Skin and subcutaneous tissue disorders: urticaria, itching, rash, photosensitivity, erythroderma.
Musculoskeletal and connective tissue disorders: myalgia, arthralgia, rhabdomyolysis.
Reproductive system and breast disorders: erectile dysfunction/impotence.
Renal and urinary disorders: As a consequence of inhibition of the renin-angiotensin-aldosterone system, changes in renal function, including renal failure, have been reported in patients at risk; such changes in renal function may be reversible upon discontinuation of therapy.

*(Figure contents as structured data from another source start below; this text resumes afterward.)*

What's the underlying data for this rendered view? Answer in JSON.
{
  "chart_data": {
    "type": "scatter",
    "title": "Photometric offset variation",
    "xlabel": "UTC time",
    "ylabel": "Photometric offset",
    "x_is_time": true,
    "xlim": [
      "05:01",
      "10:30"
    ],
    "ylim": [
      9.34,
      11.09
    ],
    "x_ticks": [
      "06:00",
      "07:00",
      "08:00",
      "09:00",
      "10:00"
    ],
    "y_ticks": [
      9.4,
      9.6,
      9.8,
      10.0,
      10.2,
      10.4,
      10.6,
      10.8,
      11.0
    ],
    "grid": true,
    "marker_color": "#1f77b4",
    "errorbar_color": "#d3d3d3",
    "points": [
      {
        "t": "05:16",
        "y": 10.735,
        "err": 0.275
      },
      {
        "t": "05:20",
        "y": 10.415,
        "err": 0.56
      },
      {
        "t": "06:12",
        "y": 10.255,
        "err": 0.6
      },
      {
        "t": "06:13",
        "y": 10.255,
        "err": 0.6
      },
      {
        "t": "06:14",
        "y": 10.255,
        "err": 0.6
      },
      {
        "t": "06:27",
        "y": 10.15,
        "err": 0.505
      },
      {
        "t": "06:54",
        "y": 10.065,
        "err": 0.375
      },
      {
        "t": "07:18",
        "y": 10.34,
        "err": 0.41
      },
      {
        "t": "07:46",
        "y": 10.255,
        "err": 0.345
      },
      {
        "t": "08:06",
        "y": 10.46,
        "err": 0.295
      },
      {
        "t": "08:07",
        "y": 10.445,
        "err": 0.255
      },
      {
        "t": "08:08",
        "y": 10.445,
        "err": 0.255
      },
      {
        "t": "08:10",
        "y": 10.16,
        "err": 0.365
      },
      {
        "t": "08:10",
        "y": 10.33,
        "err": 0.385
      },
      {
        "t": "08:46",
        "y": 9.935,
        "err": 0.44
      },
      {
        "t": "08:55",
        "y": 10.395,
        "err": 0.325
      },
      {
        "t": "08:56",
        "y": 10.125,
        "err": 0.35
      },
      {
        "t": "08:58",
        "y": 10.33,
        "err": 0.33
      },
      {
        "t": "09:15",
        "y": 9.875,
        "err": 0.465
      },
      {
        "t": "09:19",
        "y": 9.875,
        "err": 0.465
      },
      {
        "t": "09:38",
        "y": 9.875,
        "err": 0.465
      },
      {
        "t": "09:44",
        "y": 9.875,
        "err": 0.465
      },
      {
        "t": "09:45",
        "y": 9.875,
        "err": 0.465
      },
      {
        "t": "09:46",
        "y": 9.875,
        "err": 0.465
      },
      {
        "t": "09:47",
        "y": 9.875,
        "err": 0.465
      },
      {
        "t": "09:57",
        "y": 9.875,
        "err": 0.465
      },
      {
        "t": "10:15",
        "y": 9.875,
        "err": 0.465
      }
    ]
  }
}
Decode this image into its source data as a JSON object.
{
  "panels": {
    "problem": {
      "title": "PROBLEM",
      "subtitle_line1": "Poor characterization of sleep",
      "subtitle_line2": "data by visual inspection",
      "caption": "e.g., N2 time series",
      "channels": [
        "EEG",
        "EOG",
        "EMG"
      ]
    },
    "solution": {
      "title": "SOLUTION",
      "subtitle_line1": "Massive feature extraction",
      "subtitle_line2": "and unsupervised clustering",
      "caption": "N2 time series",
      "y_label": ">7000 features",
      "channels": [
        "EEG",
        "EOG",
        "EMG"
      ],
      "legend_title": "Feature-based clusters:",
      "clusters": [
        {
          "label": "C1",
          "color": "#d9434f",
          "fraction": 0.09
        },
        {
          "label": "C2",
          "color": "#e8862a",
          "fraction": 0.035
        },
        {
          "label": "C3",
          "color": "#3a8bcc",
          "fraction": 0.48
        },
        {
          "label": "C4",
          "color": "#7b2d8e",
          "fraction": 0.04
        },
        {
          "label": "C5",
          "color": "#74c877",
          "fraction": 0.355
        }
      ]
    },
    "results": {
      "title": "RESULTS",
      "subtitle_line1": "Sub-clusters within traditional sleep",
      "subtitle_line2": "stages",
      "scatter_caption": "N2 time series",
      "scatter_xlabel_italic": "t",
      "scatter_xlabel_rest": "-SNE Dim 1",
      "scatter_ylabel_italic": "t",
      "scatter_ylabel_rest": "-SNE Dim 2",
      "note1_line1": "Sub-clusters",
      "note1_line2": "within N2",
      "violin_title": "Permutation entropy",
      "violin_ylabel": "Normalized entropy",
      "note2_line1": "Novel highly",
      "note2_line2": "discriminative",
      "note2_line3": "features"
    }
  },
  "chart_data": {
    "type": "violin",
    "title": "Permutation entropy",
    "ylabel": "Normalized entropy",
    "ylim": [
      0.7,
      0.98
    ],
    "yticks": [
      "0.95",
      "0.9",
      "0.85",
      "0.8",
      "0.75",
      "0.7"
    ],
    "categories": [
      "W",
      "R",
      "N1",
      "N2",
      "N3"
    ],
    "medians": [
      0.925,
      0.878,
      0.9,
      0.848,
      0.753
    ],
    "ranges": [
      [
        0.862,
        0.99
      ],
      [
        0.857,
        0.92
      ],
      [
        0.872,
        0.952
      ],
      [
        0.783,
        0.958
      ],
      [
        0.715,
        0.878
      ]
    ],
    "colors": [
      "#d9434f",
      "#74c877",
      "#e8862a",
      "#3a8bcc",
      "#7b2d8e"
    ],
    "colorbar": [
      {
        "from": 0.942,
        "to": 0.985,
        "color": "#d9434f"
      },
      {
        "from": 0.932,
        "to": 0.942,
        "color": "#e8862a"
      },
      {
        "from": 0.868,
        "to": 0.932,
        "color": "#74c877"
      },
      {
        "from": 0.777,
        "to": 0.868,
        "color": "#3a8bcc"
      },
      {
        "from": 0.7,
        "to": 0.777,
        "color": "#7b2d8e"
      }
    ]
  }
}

Mental disorders: depression.
Laboratory indicators: hyponatremia.
Children.
The adverse reaction profile in children is similar to that in adults. Data on adverse reactions in children are limited.
Expiration date
2 years.
Storage conditions
Store at a temperature not exceeding 30 ° C. Keep out of the reach of children.
Packaging
No. 30 (10x3), No. 30 (15x2), No. 60 (10x6), No. 60 (15x4), No. 90 (10x9), No. 90 (15x6):
10 tablets in a blister; 3, 6 or 9 blisters in a cardboard box;
15 tablets in a blister; 2, 4 or 6 blisters in a cardboard box.
Vacation category
According to the recipe.
Producer
JSC "Saneka Pharmaceuticals".
Location of the manufacturer and its business address
Nitra 100, 920 27 Hlohovec, Slovak Republic.